For tournaments and the like I generally try to get a cup in the morning, but if I don't, I'll deal. If you drink coffee regularly, the crash isn't that extreme anyway. It is normalized by your prior experience.

If you're interested in reading more about the ways that caffeine affects athletes, do some solid google-work and you'll come up with many studies that say many things. Even the experts don't agree on the benefits/costs.

As for food before you play, well, Tiin'as hit the nail on the head regarding that. You gotta get your protein (and your fats in). you've got to get it in your body early enough that you don't feel weighed down during/after your warmups. I also do whatever I can to have fresh fruit for the day ahead of me. If no, dried fruit. And some nuts/jerky. I don't do energy bars unless I'm stranded in dire straits with nothing else. Even then, I might just not eat and deal with it.

The other thought on that is that the positive effects of straight sugar (sports drinks, refined snack, breads, etc) are overrated. It is pretty unnecessary, actually. Get some fruit/veggies and enjoy the water, vitamins and minerals instead of something refined and useless... That's a whole other rabbit-hole though...
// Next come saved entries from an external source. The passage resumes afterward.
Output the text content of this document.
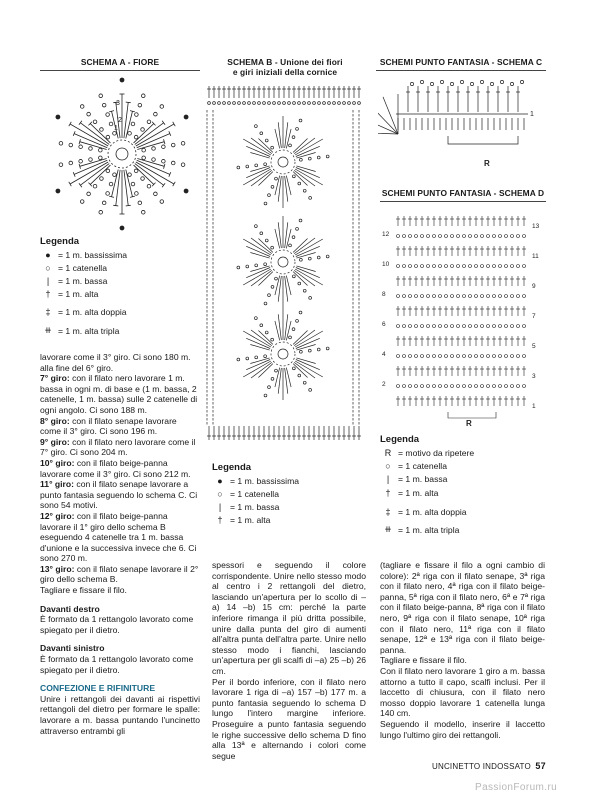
SCHEMA A - FIORE
3
2
1
Legenda
● = 1 m. bassissima
○ = 1 catenella
|	= 1 m. bassa
† = 1 m. alta
‡ = 1 m. alta doppia
⧺ = 1 m. alta tripla

lavorare come il 3° giro. Ci sono 180 m. alla fine del 6° giro.

7° giro: con il filato nero lavorare 1 m. bassa in ogni m. di base e (1 m. bassa, 2 catenelle, 1 m. bassa) sulle 2 catenelle di ogni angolo. Ci sono 188 m.

8° giro: con il filato senape lavorare come il 3° giro. Ci sono 196 m.

9° giro: con il filato nero lavorare come il 7° giro. Ci sono 204 m.

10° giro: con il filato beige-panna lavorare come il 3° giro. Ci sono 212 m.

11° giro: con il filato senape lavorare a punto fantasia seguendo lo schema C. Ci sono 54 motivi.

12° giro: con il filato beige-panna lavorare il 1° giro dello schema B eseguendo 4 catenelle tra 1 m. bassa d'unione e la successiva invece che 6. Ci sono 270 m.

13° giro: con il filato senape lavorare il 2° giro dello schema B.

Tagliare e fissare il filo.

Davanti destro

È formato da 1 rettangolo lavorato come spiegato per il dietro.

Davanti sinistro

È formato da 1 rettangolo lavorato come spiegato per il dietro.

CONFEZIONE E RIFINITURE

Unire i rettangoli dei davanti ai rispettivi rettangoli del dietro per formare le spalle: lavorare a m. bassa puntando l'uncinetto attraverso entrambi gli

SCHEMA B - Unione dei fiori
e giri iniziali della cornice
Legenda
● = 1 m. bassissima
○ = 1 catenella
|	= 1 m. bassa
† = 1 m. alta

spessori e seguendo il colore corrispondente. Unire nello stesso modo al centro i 2 rettangoli del dietro, lasciando un'apertura per lo scollo di ‒a) 14 ‒b) 15 cm: perché la parte inferiore rimanga il più dritta possibile, unire dalla punta del giro di aumenti all'altra punta dell'altra parte. Unire nello stesso modo i fianchi, lasciando un'apertura per gli scalfi di ‒a) 25 ‒b) 26 cm.

Per il bordo inferiore, con il filato nero lavorare 1 riga di ‒a) 157 ‒b) 177 m. a punto fantasia seguendo lo schema D lungo l'intero margine inferiore. Proseguire a punto fantasia seguendo le righe successive dello schema D fino alla 13ª e alternando i colori come segue

SCHEMI PUNTO FANTASIA - SCHEMA C
1
R
SCHEMI PUNTO FANTASIA - SCHEMA D
12
10
8
6
4
2
13
11
9
7
5
3
1
R
Legenda
R = motivo da ripetere
○ = 1 catenella
|	= 1 m. bassa
† = 1 m. alta
‡ = 1 m. alta doppia
⧺ = 1 m. alta tripla

(tagliare e fissare il filo a ogni cambio di colore): 2ª riga con il filato senape, 3ª riga con il filato nero, 4ª riga con il filato beige-panna, 5ª riga con il filato nero, 6ª e 7ª riga con il filato beige-panna, 8ª riga con il filato nero, 9ª riga con il filato senape, 10ª riga con il filato nero, 11ª riga con il filato senape, 12ª e 13ª riga con il filato beige-panna.

Tagliare e fissare il filo.

Con il filato nero lavorare 1 giro a m. bassa attorno a tutto il capo, scalfi inclusi. Per il laccetto di chiusura, con il filato nero mosso doppio lavorare 1 catenella lunga 140 cm.

Seguendo il modello, inserire il laccetto lungo l'ultimo giro dei rettangoli.

UNCINETTO INDOSSATO 57
PassionForum.ru
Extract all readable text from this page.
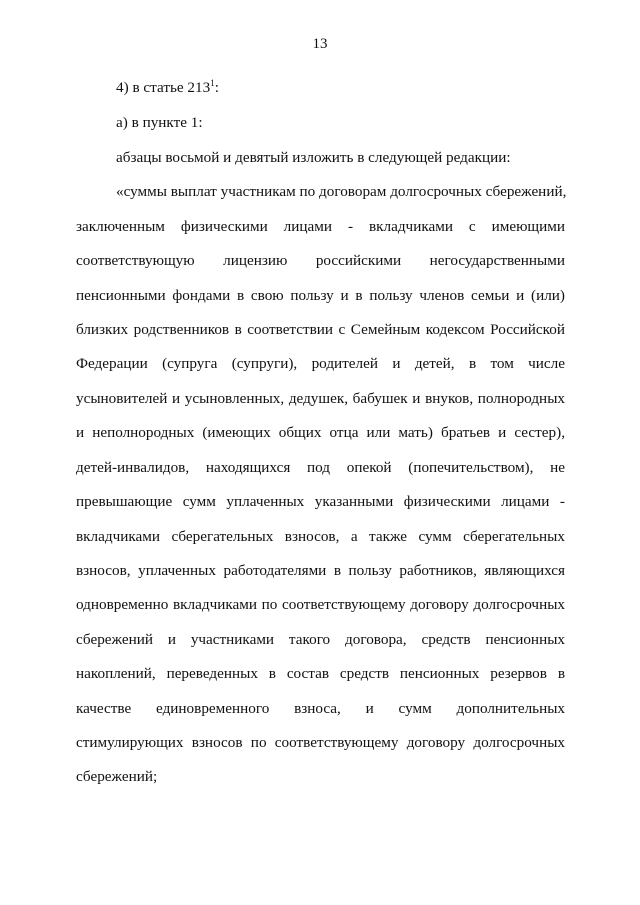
13
4) в статье $213^1$:
а) в пункте 1:
абзацы восьмой и девятый изложить в следующей редакции:
«суммы выплат участникам по договорам долгосрочных сбережений,
заключенным физическими лицами - вкладчиками с имеющими
соответствующую лицензию российскими негосударственными
пенсионными фондами в свою пользу и в пользу членов семьи и (или)
близких родственников в соответствии с Семейным кодексом Российской
Федерации (супруга (супруги), родителей и детей, в том числе
усыновителей и усыновленных, дедушек, бабушек и внуков, полнородных
и неполнородных (имеющих общих отца или мать) братьев и сестер),
детей-инвалидов, находящихся под опекой (попечительством), не
превышающие сумм уплаченных указанными физическими лицами -
вкладчиками сберегательных взносов, а также сумм сберегательных
взносов, уплаченных работодателями в пользу работников, являющихся
одновременно вкладчиками по соответствующему договору долгосрочных
сбережений и участниками такого договора, средств пенсионных
накоплений, переведенных в состав средств пенсионных резервов в
качестве единовременного взноса, и сумм дополнительных
стимулирующих взносов по соответствующему договору долгосрочных
сбережений;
Workouts the Day before practice:
Well, I don't find that much soreness on the second days of tournaments in the first place unless I'm actually injured. I care for my body rather well and (in one of the rare recommendations of a processed food that I'll make) am sure to drink my Endurox right after the first day of a tourney.

That being said, the difference isn't soreness on the second day, it is fatigue. After 4-5 games of fighting for absolutely everything, you're just drained, mentally and physically. fortunately for me, the mental thing has never really been a challenge. The physical part is, from time to time and I find that while a really intense workout (plyos followed by intervals, for example) the night before practice will give me a better than average sense of it, I'm not doing workouts that destroy my body in the same way as a day of ultimate. (That would be a pretty dumb workout to do with any regularity.)
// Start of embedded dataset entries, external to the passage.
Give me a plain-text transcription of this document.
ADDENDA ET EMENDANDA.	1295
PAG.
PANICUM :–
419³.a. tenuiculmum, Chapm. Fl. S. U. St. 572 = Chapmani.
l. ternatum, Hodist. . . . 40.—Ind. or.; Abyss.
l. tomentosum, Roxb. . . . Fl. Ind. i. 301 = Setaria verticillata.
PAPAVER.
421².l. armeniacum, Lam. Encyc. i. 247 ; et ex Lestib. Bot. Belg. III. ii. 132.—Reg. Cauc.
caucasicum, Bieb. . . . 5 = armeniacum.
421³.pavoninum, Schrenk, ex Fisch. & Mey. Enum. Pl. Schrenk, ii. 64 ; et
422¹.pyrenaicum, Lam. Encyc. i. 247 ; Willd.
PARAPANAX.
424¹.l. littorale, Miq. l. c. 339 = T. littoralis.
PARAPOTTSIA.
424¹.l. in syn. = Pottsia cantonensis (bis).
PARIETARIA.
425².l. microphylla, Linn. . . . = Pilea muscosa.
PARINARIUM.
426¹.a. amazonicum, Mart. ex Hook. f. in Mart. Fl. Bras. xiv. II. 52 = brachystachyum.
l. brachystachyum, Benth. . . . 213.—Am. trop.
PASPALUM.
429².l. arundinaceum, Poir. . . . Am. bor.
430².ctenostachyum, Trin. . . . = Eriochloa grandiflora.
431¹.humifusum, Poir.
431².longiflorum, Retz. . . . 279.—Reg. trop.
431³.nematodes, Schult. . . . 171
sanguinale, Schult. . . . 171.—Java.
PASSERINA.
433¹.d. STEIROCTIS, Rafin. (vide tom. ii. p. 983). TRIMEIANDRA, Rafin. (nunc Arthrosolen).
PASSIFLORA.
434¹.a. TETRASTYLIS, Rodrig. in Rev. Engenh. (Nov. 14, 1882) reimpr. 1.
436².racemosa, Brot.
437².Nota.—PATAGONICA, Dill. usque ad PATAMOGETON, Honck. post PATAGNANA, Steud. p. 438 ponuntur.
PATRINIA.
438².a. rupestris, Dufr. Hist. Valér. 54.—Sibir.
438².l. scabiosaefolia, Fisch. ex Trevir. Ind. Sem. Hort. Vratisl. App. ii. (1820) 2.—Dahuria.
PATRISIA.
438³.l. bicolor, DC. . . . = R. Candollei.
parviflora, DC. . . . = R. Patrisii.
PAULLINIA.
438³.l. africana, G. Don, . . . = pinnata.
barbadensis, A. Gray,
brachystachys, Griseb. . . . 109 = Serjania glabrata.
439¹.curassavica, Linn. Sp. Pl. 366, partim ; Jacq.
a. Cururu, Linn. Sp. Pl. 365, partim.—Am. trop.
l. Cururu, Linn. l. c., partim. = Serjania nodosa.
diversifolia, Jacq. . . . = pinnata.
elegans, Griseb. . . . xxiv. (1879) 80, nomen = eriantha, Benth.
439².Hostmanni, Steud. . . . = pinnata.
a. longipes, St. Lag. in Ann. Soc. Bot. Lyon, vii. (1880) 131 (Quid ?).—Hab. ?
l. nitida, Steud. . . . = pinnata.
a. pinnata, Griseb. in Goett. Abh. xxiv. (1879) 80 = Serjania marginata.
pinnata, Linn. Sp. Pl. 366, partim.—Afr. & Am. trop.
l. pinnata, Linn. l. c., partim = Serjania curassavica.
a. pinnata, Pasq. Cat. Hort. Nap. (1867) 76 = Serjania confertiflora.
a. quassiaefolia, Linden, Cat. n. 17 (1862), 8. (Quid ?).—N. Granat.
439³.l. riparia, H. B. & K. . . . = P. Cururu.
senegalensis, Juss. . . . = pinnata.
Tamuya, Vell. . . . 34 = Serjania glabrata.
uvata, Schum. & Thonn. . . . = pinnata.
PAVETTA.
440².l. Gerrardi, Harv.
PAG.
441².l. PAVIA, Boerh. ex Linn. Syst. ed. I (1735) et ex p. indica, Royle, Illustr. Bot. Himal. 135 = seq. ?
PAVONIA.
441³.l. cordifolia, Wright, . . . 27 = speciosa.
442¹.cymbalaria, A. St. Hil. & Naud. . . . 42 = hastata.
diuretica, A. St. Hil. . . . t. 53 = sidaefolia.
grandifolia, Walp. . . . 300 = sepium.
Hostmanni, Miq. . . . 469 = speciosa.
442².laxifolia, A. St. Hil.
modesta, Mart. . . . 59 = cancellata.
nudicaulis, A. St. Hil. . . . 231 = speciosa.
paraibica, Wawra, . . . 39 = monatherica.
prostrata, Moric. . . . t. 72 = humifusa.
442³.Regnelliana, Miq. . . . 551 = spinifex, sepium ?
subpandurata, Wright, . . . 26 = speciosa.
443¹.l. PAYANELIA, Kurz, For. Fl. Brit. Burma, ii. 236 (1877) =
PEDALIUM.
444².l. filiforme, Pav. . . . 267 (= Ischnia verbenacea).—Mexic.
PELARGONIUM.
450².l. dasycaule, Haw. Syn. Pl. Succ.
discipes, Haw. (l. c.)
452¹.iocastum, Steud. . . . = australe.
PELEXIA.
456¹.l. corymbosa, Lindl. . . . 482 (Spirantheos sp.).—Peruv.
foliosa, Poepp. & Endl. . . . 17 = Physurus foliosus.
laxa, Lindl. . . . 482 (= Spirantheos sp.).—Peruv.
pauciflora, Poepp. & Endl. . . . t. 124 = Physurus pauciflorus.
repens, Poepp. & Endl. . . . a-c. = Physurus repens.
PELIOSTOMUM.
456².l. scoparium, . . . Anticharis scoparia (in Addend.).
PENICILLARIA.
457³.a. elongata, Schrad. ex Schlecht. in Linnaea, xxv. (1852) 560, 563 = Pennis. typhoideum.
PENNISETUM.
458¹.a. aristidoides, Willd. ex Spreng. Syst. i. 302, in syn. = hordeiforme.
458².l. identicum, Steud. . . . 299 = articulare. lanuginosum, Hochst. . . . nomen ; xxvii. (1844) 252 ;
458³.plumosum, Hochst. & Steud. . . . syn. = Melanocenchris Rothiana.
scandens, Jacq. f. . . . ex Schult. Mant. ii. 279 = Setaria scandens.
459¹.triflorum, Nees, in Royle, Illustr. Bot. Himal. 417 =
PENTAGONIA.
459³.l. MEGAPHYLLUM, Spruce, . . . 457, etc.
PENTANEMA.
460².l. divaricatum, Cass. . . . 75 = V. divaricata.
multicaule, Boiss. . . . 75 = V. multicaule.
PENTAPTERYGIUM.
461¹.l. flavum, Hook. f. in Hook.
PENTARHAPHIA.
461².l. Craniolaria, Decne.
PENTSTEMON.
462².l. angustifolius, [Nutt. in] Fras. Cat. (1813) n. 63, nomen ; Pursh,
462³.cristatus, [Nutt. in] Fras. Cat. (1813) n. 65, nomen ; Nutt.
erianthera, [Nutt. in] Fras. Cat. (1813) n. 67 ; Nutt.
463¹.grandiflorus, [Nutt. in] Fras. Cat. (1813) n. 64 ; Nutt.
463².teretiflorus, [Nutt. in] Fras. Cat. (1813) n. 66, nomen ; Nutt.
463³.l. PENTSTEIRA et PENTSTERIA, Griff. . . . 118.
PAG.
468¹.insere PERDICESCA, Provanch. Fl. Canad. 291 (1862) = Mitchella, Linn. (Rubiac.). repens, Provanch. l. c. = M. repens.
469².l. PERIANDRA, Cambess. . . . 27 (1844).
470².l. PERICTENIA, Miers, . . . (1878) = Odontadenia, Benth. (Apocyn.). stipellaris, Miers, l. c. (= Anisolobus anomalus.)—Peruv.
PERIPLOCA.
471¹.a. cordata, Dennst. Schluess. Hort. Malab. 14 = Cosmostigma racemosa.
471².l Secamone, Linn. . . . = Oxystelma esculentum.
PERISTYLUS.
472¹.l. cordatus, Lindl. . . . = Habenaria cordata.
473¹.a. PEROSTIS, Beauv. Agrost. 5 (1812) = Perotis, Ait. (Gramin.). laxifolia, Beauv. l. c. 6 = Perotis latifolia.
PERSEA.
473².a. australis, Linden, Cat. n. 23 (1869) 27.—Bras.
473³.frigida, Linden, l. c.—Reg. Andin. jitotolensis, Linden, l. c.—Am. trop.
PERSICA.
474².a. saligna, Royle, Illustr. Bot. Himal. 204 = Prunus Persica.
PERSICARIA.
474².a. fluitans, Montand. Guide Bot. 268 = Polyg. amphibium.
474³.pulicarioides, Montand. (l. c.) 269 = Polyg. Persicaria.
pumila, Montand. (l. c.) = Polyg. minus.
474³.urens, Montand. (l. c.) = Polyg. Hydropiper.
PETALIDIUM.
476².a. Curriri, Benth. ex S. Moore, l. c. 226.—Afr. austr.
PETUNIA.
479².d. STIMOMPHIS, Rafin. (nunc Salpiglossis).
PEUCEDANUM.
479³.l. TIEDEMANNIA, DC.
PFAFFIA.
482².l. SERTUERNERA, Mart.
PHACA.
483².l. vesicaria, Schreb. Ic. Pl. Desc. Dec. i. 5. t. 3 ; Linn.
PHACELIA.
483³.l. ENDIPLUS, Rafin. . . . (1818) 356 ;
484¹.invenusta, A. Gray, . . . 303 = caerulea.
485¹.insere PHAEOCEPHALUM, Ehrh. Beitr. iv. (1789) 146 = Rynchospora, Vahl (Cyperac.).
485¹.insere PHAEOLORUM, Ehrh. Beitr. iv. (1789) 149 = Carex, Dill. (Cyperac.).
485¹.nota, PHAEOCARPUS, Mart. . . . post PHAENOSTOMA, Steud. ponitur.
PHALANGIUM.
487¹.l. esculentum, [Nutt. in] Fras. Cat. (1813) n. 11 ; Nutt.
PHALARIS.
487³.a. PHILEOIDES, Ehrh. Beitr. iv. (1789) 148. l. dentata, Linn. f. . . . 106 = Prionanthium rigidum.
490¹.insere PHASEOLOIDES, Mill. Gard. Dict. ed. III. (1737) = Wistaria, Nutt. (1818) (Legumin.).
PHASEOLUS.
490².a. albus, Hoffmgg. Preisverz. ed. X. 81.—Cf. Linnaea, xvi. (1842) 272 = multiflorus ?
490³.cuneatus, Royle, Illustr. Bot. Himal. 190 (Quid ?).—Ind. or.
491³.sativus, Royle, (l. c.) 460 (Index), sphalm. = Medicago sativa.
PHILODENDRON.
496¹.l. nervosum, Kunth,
Workouts are designed to break your body down in specific ways. Tournaments are exercises in will power, mental and physical conditioning and you ability to ignore your body telling you to stop. When you hit that limit in a workout, you should stop. When you hit the limit in a tournament, you're failing your team if you stop.

That's the difference. I train really hard, but if I feel like I might actually hurt myself, I stop. I strive to eliminate that consideration when I play. NOTE: Not in the sense of contact injury, but in the sense of overexertion.

That rambled. I think my point is there, but it might be obscured by clouds.